Allen is a Fellow of the IEEE and the Association for Computing Machinery (ACM). In 2000, she was made a Fellow of the Computer History Museum "for her contributions to program optimization and compiling for parallel computers." She is currently on the Computer Science and Telecommunications Board, the Computer Research Associates (CRA) board and National Science Foundation's CISE Advisory Board. She is a member of the National Academy of Engineering and the American Philosophical Society.[citation needed] She was elected a Fellow of the American Academy of Arts and Sciences in 1994. She received the IEEE Computer Society Charles Babbage Award in 1997.

In 1997, Allen was inducted into the WITI Hall of Fame. She retired from IBM in 2002 and won the Augusta Ada Lovelace Award that year from the Association for Women in Computing.

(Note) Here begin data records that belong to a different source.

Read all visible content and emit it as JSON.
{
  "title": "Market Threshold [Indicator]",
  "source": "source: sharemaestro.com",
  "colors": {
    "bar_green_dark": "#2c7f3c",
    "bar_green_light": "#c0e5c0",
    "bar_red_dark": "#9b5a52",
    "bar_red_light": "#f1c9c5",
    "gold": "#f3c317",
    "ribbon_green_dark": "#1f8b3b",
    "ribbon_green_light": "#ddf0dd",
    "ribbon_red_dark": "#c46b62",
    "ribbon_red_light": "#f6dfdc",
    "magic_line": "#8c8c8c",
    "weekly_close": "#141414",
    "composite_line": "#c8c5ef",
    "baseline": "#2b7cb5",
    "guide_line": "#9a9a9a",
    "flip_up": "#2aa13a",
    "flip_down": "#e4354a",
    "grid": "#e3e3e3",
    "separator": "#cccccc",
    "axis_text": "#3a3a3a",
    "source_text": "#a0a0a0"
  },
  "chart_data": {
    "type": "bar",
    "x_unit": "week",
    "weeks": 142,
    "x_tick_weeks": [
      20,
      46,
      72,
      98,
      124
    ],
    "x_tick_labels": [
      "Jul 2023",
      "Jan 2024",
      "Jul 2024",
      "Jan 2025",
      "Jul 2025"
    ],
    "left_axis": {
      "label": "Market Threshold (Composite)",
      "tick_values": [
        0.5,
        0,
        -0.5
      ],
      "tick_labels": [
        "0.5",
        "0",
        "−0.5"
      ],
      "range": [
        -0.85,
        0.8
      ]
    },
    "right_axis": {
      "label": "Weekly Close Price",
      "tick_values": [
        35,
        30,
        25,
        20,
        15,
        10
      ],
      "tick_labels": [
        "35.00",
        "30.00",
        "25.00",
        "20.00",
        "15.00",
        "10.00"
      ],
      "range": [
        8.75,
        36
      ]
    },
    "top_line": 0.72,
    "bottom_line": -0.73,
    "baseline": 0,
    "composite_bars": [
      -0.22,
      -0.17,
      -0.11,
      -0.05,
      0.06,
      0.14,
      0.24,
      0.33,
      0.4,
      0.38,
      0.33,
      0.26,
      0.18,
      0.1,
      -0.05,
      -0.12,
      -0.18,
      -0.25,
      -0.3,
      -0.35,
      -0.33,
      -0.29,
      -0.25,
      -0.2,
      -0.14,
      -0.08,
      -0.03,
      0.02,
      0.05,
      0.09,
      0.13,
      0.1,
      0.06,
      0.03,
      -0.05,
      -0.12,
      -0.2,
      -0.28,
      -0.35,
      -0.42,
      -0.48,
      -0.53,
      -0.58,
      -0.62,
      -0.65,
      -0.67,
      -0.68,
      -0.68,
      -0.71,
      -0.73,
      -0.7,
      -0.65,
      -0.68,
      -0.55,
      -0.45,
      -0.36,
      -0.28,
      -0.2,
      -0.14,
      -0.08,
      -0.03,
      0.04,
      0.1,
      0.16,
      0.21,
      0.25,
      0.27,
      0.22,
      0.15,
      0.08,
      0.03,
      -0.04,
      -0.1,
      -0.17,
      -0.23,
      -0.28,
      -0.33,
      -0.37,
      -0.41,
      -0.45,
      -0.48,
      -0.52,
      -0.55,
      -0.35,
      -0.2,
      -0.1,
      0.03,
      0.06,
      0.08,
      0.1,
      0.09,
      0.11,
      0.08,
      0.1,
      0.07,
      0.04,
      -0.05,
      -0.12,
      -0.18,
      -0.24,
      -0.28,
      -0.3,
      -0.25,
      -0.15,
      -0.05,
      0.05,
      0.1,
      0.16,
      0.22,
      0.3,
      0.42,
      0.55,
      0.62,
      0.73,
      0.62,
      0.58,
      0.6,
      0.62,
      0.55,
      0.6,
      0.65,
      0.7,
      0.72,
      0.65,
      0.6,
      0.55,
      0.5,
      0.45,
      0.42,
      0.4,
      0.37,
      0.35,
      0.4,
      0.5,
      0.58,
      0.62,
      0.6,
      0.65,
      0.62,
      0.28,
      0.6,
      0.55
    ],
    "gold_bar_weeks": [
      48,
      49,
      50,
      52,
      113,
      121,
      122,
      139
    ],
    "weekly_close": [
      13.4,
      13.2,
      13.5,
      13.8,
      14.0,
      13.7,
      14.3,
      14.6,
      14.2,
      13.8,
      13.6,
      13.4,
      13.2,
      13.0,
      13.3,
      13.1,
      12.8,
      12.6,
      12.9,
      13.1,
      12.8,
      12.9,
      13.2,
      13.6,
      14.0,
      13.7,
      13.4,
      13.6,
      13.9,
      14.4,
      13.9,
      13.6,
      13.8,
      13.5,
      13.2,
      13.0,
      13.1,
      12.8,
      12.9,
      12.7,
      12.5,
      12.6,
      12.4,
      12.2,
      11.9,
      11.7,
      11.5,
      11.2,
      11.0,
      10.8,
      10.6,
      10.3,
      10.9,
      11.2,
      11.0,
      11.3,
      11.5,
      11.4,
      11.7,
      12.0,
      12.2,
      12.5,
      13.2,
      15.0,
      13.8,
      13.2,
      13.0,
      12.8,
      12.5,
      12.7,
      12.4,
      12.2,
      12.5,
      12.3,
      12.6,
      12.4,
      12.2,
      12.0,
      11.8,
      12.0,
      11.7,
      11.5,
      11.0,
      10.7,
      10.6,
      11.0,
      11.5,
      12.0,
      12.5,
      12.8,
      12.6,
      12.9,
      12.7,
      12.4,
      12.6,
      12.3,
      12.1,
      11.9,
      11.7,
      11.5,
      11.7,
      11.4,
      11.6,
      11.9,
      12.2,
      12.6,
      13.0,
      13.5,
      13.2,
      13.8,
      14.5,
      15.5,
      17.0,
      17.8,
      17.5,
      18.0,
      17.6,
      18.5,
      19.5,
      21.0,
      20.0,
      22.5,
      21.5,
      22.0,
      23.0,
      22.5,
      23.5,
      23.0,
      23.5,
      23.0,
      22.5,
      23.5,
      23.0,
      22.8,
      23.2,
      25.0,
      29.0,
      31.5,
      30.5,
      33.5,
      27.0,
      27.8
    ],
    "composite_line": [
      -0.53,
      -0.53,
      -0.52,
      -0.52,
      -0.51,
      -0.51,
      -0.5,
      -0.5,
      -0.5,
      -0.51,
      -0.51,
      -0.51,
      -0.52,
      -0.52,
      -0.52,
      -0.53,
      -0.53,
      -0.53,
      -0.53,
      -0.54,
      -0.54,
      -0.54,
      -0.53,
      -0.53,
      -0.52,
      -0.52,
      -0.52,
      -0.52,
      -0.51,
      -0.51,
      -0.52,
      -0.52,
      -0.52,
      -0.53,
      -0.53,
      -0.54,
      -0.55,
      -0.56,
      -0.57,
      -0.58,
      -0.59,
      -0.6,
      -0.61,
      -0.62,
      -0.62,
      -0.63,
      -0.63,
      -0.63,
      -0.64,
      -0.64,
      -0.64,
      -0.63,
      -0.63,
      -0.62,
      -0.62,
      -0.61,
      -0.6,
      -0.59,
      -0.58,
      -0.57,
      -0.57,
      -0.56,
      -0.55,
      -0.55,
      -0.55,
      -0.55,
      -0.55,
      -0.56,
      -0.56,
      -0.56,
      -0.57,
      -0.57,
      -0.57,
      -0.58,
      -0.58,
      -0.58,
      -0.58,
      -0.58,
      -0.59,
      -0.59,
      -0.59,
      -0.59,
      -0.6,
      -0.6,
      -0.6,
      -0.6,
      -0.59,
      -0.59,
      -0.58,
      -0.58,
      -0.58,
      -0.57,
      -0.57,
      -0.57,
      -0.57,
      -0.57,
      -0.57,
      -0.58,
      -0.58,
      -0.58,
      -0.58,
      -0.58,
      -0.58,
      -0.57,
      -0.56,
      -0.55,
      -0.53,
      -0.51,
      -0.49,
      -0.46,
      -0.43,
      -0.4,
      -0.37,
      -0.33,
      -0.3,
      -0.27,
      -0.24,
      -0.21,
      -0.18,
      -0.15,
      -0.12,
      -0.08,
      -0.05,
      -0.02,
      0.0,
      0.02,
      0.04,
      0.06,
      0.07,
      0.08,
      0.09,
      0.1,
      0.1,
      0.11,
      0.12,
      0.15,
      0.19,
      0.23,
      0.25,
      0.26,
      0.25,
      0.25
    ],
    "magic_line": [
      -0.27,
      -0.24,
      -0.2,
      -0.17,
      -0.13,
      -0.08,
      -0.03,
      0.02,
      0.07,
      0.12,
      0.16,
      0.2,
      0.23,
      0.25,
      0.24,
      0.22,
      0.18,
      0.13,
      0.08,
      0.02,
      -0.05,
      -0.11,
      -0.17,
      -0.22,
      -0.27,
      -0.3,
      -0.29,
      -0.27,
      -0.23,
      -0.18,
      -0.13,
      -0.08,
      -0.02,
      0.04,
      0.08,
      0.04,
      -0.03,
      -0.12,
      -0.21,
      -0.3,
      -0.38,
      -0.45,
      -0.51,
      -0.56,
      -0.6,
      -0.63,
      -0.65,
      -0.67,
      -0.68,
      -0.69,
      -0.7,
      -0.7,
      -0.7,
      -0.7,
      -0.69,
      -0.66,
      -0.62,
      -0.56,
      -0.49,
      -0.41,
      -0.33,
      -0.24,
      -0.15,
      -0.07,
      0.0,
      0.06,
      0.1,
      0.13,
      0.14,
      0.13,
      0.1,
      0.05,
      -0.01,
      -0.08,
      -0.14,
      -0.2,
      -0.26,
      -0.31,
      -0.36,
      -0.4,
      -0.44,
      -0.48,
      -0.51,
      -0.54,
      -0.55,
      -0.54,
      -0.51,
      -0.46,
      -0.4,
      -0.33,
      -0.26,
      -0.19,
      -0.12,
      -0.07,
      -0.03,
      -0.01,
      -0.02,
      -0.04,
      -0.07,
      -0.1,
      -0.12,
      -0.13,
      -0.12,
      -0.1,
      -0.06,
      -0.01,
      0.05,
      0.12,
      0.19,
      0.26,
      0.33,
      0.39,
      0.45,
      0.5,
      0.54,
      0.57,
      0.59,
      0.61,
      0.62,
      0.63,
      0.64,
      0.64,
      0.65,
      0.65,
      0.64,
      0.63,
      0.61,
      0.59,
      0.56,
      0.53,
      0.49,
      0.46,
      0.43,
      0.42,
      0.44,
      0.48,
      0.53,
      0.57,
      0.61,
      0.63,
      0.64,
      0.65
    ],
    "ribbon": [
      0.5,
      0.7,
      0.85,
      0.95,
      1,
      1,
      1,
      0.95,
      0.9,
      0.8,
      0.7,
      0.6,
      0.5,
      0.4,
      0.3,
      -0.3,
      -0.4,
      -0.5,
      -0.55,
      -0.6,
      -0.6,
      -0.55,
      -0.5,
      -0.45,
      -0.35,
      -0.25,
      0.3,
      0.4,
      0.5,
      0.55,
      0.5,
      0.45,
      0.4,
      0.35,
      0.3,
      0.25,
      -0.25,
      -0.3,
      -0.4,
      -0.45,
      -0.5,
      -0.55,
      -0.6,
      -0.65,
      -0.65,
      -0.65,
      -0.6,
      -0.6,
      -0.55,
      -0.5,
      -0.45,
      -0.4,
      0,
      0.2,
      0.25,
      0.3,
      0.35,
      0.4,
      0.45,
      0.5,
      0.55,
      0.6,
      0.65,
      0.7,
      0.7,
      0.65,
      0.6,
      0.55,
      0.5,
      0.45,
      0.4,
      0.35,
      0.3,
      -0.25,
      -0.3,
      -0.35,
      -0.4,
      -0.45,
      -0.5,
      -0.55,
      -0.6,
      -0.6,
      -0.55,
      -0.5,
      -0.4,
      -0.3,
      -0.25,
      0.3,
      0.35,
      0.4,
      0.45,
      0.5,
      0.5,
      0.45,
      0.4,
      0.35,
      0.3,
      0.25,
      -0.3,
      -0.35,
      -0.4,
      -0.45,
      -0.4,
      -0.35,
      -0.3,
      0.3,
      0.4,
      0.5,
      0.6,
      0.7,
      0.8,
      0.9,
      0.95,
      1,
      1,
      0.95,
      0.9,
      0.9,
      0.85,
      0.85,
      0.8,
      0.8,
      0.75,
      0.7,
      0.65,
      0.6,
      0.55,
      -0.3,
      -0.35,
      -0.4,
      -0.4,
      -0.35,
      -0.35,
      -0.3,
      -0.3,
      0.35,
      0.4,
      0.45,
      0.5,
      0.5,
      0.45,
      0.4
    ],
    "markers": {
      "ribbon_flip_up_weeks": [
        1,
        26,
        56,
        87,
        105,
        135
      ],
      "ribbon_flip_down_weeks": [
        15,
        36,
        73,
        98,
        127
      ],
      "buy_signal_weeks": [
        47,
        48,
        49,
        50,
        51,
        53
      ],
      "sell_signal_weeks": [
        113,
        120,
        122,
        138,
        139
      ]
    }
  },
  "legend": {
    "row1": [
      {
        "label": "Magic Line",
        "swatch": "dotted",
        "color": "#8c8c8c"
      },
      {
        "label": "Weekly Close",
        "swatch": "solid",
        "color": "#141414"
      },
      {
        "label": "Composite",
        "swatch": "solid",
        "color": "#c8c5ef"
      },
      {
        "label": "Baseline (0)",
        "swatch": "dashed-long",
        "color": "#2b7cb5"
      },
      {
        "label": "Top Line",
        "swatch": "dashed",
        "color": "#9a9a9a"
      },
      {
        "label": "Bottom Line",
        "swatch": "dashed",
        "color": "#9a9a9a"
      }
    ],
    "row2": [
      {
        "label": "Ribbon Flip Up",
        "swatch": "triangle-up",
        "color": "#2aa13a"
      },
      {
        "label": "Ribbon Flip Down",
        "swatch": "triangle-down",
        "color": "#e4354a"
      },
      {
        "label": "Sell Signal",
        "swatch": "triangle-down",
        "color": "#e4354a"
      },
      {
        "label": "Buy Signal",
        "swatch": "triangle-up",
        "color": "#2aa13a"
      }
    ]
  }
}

In 2007, Allen was recognized for her work in high performance computing when she received the Turing award in 2006. She became the first woman recipient in the forty-year history of the award, which is considered the equivalent of the Nobel Prize for computing and is given by the Association for Computing Machinery. She was awarded an honorary doctorate of science degree at the winter commencement at SUNY at Albany. In interviews following the award she hoped it would give more "opportunities for women in science, computing and engineering". In 2009 she was awarded an honorary doctor of science degree from McGill university for "pioneering contributions to the theory and practice of optimizing compiler techniques that laid the foundation for modern optimizing compilers and automatic parallel execution". In her lecture presented to the ACM, Allen describes her work.